The father does not let the child go into the world with the knowledge that he is responsible for his own actions; instead, the father does not let the child leave the house for fear of his son’s failure. Jenova Chen is that father keeping his son in a permanent state of adolescence. He teaches through control rather than love. And He gives them the Law without showing them grace.

He must be one who manages his own household well, keeping his children under control with all dignity (but if a man does not know how to manage his own household, how will he take care of the church of God?)…

1 Timothy 3:4-5

About Zachery Oliver

Zachery Oliver, MTS, is the lead writer for Theology Gaming, a blog focused on the integration of games and theological issues. He can be reached at viewtifulzfo at gmail dot com or on Theology Gaming’s Facebook Page.
  • I think the main appeal to Journey is specifically for people who (like me) would never play WoW or similar persistent online worlds with robust social systems. It’s certainly designed for people who want to get in, get out, and be able to talk about their isolated experience instead of dynamic and unfolding ones with a lot of long-term deep (actual) relationships. Perhaps, Journey is a hyper-reduction of an MMO? So much so that the comparison seems cruel. But if that’s what Chen was going for…

    Also, the Augustine connection that he made was certainly quite stupid. It’s like me quoting Kierkegaard. I may like the dude, but I haven’t read him in length. So my perspective is going to be skewed.

    • Huh. I’ve never had anyone think about it that way before. I assumed the appeal was in the experience and the aesthetic qualities. On that level, the design make sense. On the other hand as you pointed out, the comparison BECOMES cruel if you make a mechanical comparison (like, to put it bluntly, they used the aesthetic parts to cover their lack of understanding of what makes the game work).

      I was surprised as you to find the quote being totally wrong. He apparently trots this quote out in a lot of interviews. Check your sources! If anything, it’s a poor portmanteau of Augustine’s words.

      And you need to read more Kierkegaard. Fear and Trembling may explain my reticence to place absolutes on certain actions or “hedges” around temptations.
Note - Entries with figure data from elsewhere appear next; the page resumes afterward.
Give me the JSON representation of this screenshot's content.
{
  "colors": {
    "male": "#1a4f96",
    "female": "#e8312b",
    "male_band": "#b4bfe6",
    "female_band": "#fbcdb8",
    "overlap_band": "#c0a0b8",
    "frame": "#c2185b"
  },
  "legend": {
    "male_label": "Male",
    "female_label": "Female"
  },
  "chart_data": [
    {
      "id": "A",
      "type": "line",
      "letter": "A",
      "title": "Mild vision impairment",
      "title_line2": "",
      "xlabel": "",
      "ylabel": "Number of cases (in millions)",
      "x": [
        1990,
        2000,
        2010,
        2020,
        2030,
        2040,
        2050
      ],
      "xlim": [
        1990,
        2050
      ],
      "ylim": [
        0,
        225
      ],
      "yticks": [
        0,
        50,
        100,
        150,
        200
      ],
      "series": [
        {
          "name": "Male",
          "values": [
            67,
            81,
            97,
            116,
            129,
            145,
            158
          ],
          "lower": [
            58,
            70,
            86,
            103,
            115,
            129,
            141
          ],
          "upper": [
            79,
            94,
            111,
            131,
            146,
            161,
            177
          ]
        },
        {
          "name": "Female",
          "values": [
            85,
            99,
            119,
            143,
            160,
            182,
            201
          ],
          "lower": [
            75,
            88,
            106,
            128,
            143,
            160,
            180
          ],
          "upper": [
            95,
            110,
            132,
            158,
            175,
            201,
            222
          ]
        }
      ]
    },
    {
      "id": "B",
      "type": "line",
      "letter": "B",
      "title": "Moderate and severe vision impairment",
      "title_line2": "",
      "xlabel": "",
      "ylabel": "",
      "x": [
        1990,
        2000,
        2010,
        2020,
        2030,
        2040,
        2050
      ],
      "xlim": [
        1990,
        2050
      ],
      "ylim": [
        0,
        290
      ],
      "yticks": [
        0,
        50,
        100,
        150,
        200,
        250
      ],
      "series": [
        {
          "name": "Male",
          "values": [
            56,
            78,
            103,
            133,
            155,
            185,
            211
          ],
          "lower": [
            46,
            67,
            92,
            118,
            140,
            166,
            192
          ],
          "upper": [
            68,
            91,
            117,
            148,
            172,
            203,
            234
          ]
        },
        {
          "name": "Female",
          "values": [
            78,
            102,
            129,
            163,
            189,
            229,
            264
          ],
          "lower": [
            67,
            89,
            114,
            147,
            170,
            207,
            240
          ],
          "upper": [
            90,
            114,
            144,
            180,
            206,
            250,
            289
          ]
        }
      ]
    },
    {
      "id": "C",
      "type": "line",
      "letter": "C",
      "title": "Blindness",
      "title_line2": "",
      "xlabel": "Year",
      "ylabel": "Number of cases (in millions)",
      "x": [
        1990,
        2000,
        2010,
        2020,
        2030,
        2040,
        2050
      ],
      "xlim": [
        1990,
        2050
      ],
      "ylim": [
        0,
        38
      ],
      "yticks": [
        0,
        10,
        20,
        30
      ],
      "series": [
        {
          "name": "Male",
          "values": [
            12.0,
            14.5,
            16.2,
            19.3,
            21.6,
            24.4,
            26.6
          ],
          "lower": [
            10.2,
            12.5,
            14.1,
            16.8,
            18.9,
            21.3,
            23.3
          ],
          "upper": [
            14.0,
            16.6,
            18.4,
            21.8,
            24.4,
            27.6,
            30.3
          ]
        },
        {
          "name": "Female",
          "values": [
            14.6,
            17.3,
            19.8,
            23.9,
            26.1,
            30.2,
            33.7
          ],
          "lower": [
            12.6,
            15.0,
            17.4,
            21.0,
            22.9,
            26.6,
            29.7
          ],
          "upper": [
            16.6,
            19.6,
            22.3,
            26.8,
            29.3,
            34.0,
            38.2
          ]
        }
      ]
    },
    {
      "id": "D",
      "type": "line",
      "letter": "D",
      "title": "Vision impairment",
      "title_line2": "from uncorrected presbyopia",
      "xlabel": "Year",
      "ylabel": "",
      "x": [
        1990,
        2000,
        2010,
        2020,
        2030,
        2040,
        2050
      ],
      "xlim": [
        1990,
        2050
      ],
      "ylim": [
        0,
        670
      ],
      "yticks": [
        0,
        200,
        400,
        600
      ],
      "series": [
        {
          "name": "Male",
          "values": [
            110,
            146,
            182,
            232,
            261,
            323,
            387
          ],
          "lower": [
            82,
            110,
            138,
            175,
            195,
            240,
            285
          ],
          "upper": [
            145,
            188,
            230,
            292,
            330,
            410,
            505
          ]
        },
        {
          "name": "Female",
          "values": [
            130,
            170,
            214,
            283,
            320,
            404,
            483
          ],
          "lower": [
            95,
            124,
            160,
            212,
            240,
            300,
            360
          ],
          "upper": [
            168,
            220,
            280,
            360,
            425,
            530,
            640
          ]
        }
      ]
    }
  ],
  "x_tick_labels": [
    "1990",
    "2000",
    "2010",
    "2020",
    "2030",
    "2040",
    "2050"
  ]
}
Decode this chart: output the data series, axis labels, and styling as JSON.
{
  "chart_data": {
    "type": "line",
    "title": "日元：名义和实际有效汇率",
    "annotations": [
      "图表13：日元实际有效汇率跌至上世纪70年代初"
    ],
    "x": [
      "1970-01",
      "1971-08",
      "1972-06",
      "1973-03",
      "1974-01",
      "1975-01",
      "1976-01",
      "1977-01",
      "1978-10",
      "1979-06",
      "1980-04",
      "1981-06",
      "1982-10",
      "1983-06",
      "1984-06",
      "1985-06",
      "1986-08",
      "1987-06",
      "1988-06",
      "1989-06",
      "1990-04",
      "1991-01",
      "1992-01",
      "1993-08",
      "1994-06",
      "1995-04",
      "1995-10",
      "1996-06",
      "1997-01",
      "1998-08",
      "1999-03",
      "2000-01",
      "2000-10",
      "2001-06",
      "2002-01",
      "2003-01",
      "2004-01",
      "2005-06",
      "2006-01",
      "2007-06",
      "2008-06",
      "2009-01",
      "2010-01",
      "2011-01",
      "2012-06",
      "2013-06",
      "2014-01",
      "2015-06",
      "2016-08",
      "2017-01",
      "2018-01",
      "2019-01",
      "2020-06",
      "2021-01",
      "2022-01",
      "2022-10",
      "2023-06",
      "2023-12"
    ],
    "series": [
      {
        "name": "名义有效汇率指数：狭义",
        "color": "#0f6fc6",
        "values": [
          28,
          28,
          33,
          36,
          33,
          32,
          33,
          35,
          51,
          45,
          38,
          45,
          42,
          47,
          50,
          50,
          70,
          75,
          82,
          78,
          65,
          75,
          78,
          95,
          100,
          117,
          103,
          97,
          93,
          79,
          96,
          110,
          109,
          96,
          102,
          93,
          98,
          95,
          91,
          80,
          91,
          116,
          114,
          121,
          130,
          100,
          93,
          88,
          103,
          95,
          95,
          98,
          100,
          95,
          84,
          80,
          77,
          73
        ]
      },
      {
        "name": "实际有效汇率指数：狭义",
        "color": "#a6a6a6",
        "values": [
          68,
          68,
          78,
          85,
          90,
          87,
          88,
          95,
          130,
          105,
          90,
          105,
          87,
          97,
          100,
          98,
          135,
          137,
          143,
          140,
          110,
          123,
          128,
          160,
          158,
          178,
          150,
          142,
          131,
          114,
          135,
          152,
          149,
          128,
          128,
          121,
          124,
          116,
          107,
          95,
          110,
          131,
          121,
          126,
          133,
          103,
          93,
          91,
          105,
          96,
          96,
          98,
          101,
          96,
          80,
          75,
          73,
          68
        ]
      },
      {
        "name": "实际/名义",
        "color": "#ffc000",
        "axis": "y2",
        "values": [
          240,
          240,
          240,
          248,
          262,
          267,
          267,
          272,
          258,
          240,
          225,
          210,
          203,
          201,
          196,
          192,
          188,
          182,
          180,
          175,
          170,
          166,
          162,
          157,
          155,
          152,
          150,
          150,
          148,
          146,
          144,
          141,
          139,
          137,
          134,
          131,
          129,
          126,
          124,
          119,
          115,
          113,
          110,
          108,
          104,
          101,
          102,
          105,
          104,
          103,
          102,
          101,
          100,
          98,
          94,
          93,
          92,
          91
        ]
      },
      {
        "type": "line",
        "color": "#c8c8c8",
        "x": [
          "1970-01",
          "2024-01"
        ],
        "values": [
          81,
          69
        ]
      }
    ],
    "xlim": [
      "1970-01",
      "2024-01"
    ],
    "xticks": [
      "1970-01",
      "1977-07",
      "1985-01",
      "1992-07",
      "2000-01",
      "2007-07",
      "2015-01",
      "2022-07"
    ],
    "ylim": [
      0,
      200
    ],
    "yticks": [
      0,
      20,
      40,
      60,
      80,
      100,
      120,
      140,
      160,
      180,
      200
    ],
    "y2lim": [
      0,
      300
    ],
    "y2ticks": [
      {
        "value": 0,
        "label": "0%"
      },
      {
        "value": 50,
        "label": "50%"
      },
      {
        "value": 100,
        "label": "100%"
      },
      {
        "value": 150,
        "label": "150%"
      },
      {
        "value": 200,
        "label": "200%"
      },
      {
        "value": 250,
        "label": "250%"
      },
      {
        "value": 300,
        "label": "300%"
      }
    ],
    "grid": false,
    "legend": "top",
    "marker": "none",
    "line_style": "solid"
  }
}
      • Well, the appeal is the conglomerate of experience, aesthetics, and much of the tactile kinetics: pushing up and around hills, surfing through the sand ruins, pushing against wind. This is kind of “motion gaming” is the one that doesn’t get the coverage that it’s due. And it’s also much of what makes Miasmata. In this sense, the central resistance is “felt” instead of “fought.” It’s something I’ve been thinking about as I play more Miasmata and get my dude back up to full health where he can sprint longer, actually swim, and (eventually) have better clarity of his relationship to the world.

        And yeah. I have been told I’m quite Kierkegaardian, but haven’t gotten to deep into his books that I own. I’ll have to pick up Fear and Trembling if I come across it.